Some Project Manager pitfalls
- Some people will confidently talk about the x-million $-project they have run, or how long they have been an ‘Production Manager’. That means that they think they know these fields, however, they might have been extremely successful in these jobs, but not because of their Project Management or Production Management skills. Circumstances, luck, great skills in one field crucial for that particular undertaking and many other factors might all have compensated for a lack of Project Management skills. A real Project Manager will give a certain assurance that ‘regular problems’ will be dealt with. I have sailed across The Channel, but trust me, I am not a good sailor.
- A large Project only needs one captain – although I have also seen cases where multiple captains on a ship did work – which means that typically the Project Lead is ‘boss’. The Project Management Officer might have the ‘functional’-leadership on the ‘How’ but that virtually always should be subservient to the ‘task’-leadership of the ‘What’ represented by the Domain. Typically, a PMO is one salary group lower than a Lead, but there is no necessity to that.
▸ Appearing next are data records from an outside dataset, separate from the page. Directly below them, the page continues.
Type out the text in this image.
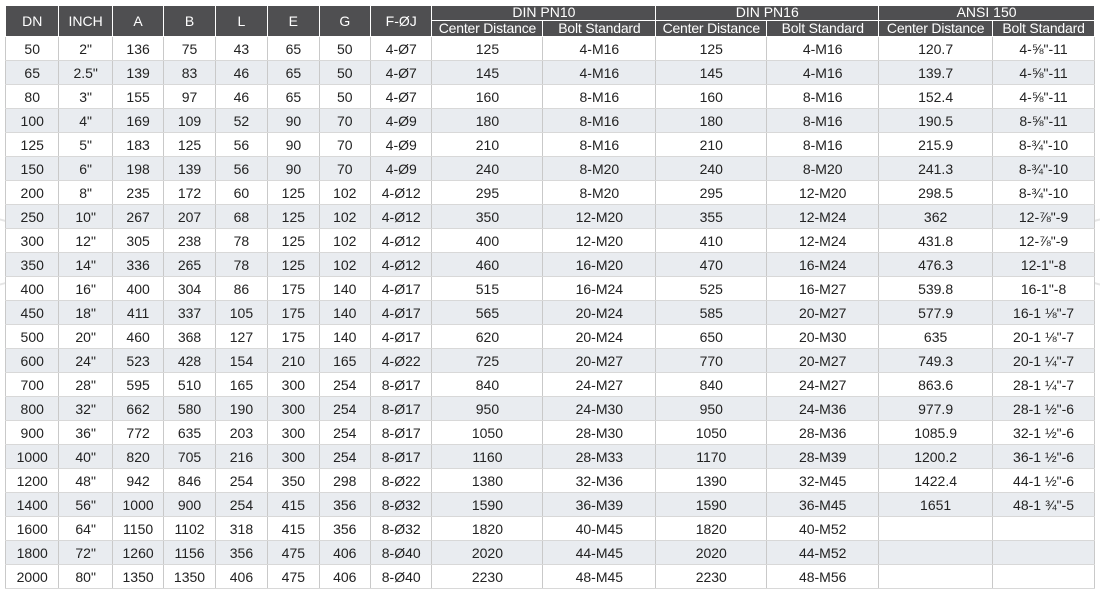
DN	INCH	A	B	L	E	G	F-ØJ	DIN PN10		DIN PN16		ANSI 150	
								Center Distance	Bolt Standard	Center Distance	Bolt Standard	Center Distance	Bolt Standard
50	2"	136	75	43	65	50	4-Ø7	125	4-M16	125	4-M16	120.7	4-⅝"-11
65	2.5"	139	83	46	65	50	4-Ø7	145	4-M16	145	4-M16	139.7	4-⅝"-11
80	3"	155	97	46	65	50	4-Ø7	160	8-M16	160	8-M16	152.4	4-⅝"-11
100	4"	169	109	52	90	70	4-Ø9	180	8-M16	180	8-M16	190.5	8-⅝"-11
125	5"	183	125	56	90	70	4-Ø9	210	8-M16	210	8-M16	215.9	8-¾"-10
150	6"	198	139	56	90	70	4-Ø9	240	8-M20	240	8-M20	241.3	8-¾"-10
200	8"	235	172	60	125	102	4-Ø12	295	8-M20	295	12-M20	298.5	8-¾"-10
250	10"	267	207	68	125	102	4-Ø12	350	12-M20	355	12-M24	362	12-⅞"-9
300	12"	305	238	78	125	102	4-Ø12	400	12-M20	410	12-M24	431.8	12-⅞"-9
350	14"	336	265	78	125	102	4-Ø12	460	16-M20	470	16-M24	476.3	12-1"-8
400	16"	400	304	86	175	140	4-Ø17	515	16-M24	525	16-M27	539.8	16-1"-8
450	18"	411	337	105	175	140	4-Ø17	565	20-M24	585	20-M27	577.9	16-1 ⅛"-7
500	20"	460	368	127	175	140	4-Ø17	620	20-M24	650	20-M30	635	20-1 ⅛"-7
600	24"	523	428	154	210	165	4-Ø22	725	20-M27	770	20-M27	749.3	20-1 ¼"-7
700	28"	595	510	165	300	254	8-Ø17	840	24-M27	840	24-M27	863.6	28-1 ¼"-7
800	32"	662	580	190	300	254	8-Ø17	950	24-M30	950	24-M36	977.9	28-1 ½"-6
900	36"	772	635	203	300	254	8-Ø17	1050	28-M30	1050	28-M36	1085.9	32-1 ½"-6
1000	40"	820	705	216	300	254	8-Ø17	1160	28-M33	1170	28-M39	1200.2	36-1 ½"-6
1200	48"	942	846	254	350	298	8-Ø22	1380	32-M36	1390	32-M45	1422.4	44-1 ½"-6
1400	56"	1000	900	254	415	356	8-Ø32	1590	36-M39	1590	36-M45	1651	48-1 ¾"-5
1600	64"	1150	1102	318	415	356	8-Ø32	1820	40-M45	1820	40-M52		
1800	72"	1260	1156	356	475	406	8-Ø40	2020	44-M45	2020	44-M52		
2000	80"	1350	1350	406	475	406	8-Ø40	2230	48-M45	2230	48-M56		
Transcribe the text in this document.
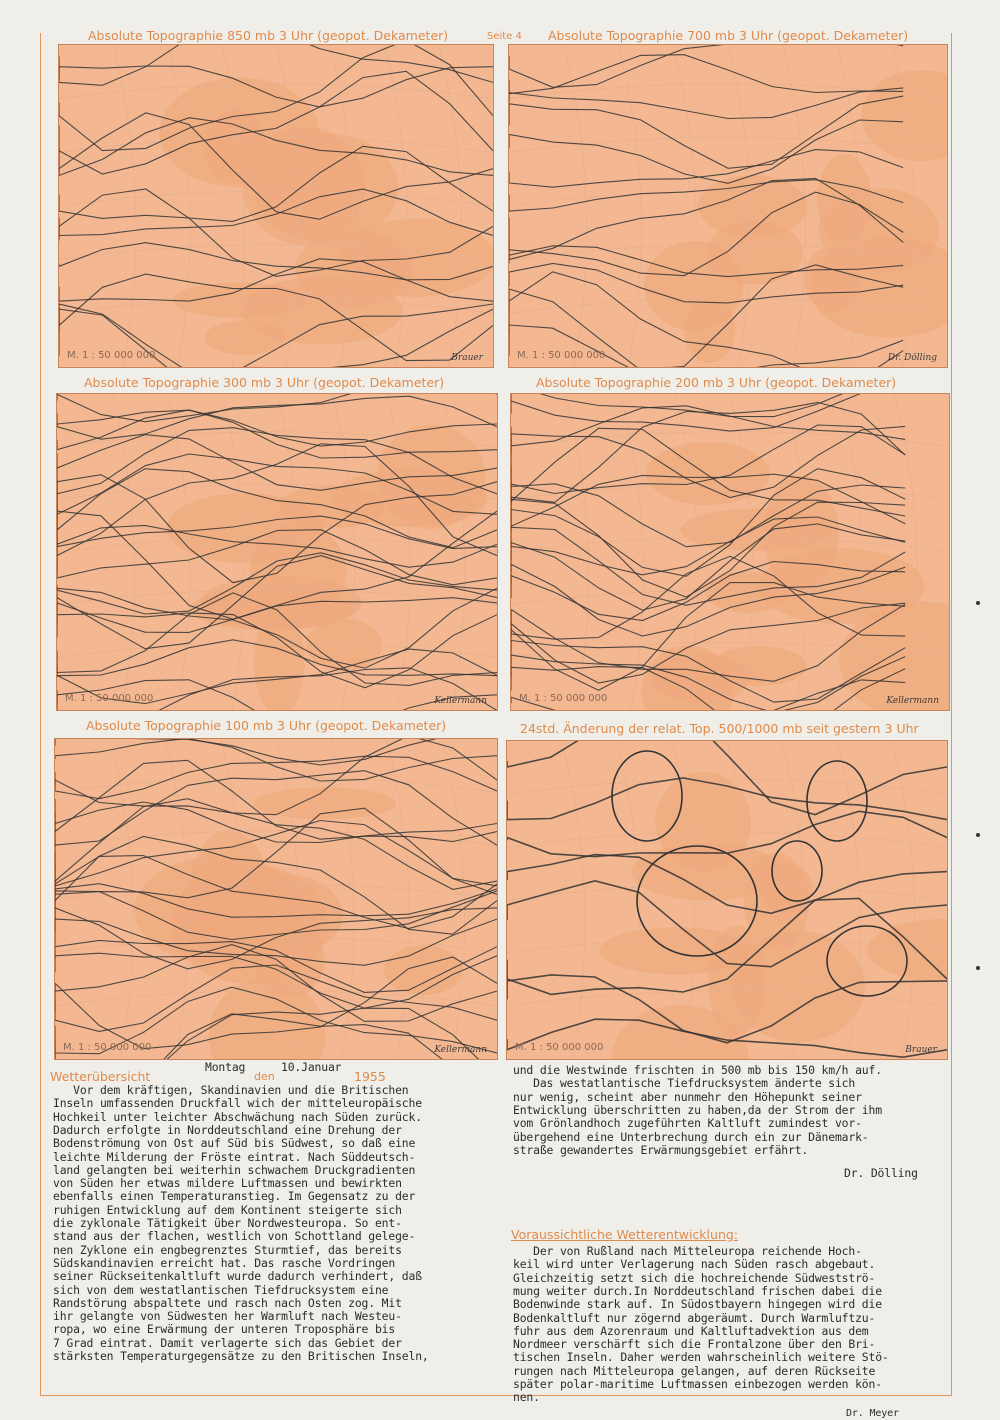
Seite 4
Absolute Topographie 850 mb 3 Uhr (geopot. Dekameter)	Absolute Topographie 700 mb 3 Uhr (geopot. Dekameter)
Absolute Topographie 300 mb 3 Uhr (geopot. Dekameter)	Absolute Topographie 200 mb 3 Uhr (geopot. Dekameter)
Absolute Topographie 100 mb 3 Uhr (geopot. Dekameter)	24std. Änderung der relat. Top. 500/1000 mb seit gestern 3 Uhr
M. 1 : 50 000 000	Brauer	M. 1 : 50 000 000	Dr. Dölling
M. 1 : 50 000 000	Kellermann	M. 1 : 50 000 000	Kellermann
M. 1 : 50 000 000	Kellermann	M. 1 : 50 000 000	Brauer
Wetterübersicht
Montag
den
10.Januar
1955
Vor dem kräftigen, Skandinavien und die Britischen
Inseln umfassenden Druckfall wich der mitteleuropäische
Hochkeil unter leichter Abschwächung nach Süden zurück.
Dadurch erfolgte in Norddeutschland eine Drehung der
Bodenströmung von Ost auf Süd bis Südwest, so daß eine
leichte Milderung der Fröste eintrat. Nach Süddeutsch-
land gelangten bei weiterhin schwachem Druckgradienten
von Süden her etwas mildere Luftmassen und bewirkten
ebenfalls einen Temperaturanstieg. Im Gegensatz zu der
ruhigen Entwicklung auf dem Kontinent steigerte sich
die zyklonale Tätigkeit über Nordwesteuropa. So ent-
stand aus der flachen, westlich von Schottland gelege-
nen Zyklone ein engbegrenztes Sturmtief, das bereits
Südskandinavien erreicht hat. Das rasche Vordringen
seiner Rückseitenkaltluft wurde dadurch verhindert, daß
sich von dem westatlantischen Tiefdrucksystem eine
Randstörung abspaltete und rasch nach Osten zog. Mit
ihr gelangte von Südwesten her Warmluft nach Westeu-
ropa, wo eine Erwärmung der unteren Troposphäre bis
7 Grad eintrat. Damit verlagerte sich das Gebiet der
stärksten Temperaturgegensätze zu den Britischen Inseln,
und die Westwinde frischten in 500 mb bis 150 km/h auf.
Das westatlantische Tiefdrucksystem änderte sich
nur wenig, scheint aber nunmehr den Höhepunkt seiner
Entwicklung überschritten zu haben,da der Strom der ihm
vom Grönlandhoch zugeführten Kaltluft zumindest vor-
übergehend eine Unterbrechung durch ein zur Dänemark-
straße gewandertes Erwärmungsgebiet erfährt.
Dr. Dölling
Voraussichtliche Wetterentwicklung:
Der von Rußland nach Mitteleuropa reichende Hoch-
keil wird unter Verlagerung nach Süden rasch abgebaut.
Gleichzeitig setzt sich die hochreichende Südwestströ-
mung weiter durch.In Norddeutschland frischen dabei die
Bodenwinde stark auf. In Südostbayern hingegen wird die
Bodenkaltluft nur zögernd abgeräumt. Durch Warmluftzu-
fuhr aus dem Azorenraum und Kaltluftadvektion aus dem
Nordmeer verschärft sich die Frontalzone über den Bri-
tischen Inseln. Daher werden wahrscheinlich weitere Stö-
rungen nach Mitteleuropa gelangen, auf deren Rückseite
später polar-maritime Luftmassen einbezogen werden kön-
nen.
Dr. Meyer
- Similarly, if a large project is run by a junior Project Manager, that does not necessarily mean that the Project runs afoul. The Sponsor just should acknowledge the discrepancy and take supporting measures: the Project Manager might be sent to a course, a coach might be provided, some extra expertise might be brought into the Project Team, more frequent Review Committees, and sometimes she just has to take a risk. Now if that situation persists for a longer period of time and the Project(s) are successful, it might become time to re-assess the qualities of the Project Manager who has apparently proven herself ‘in battle’.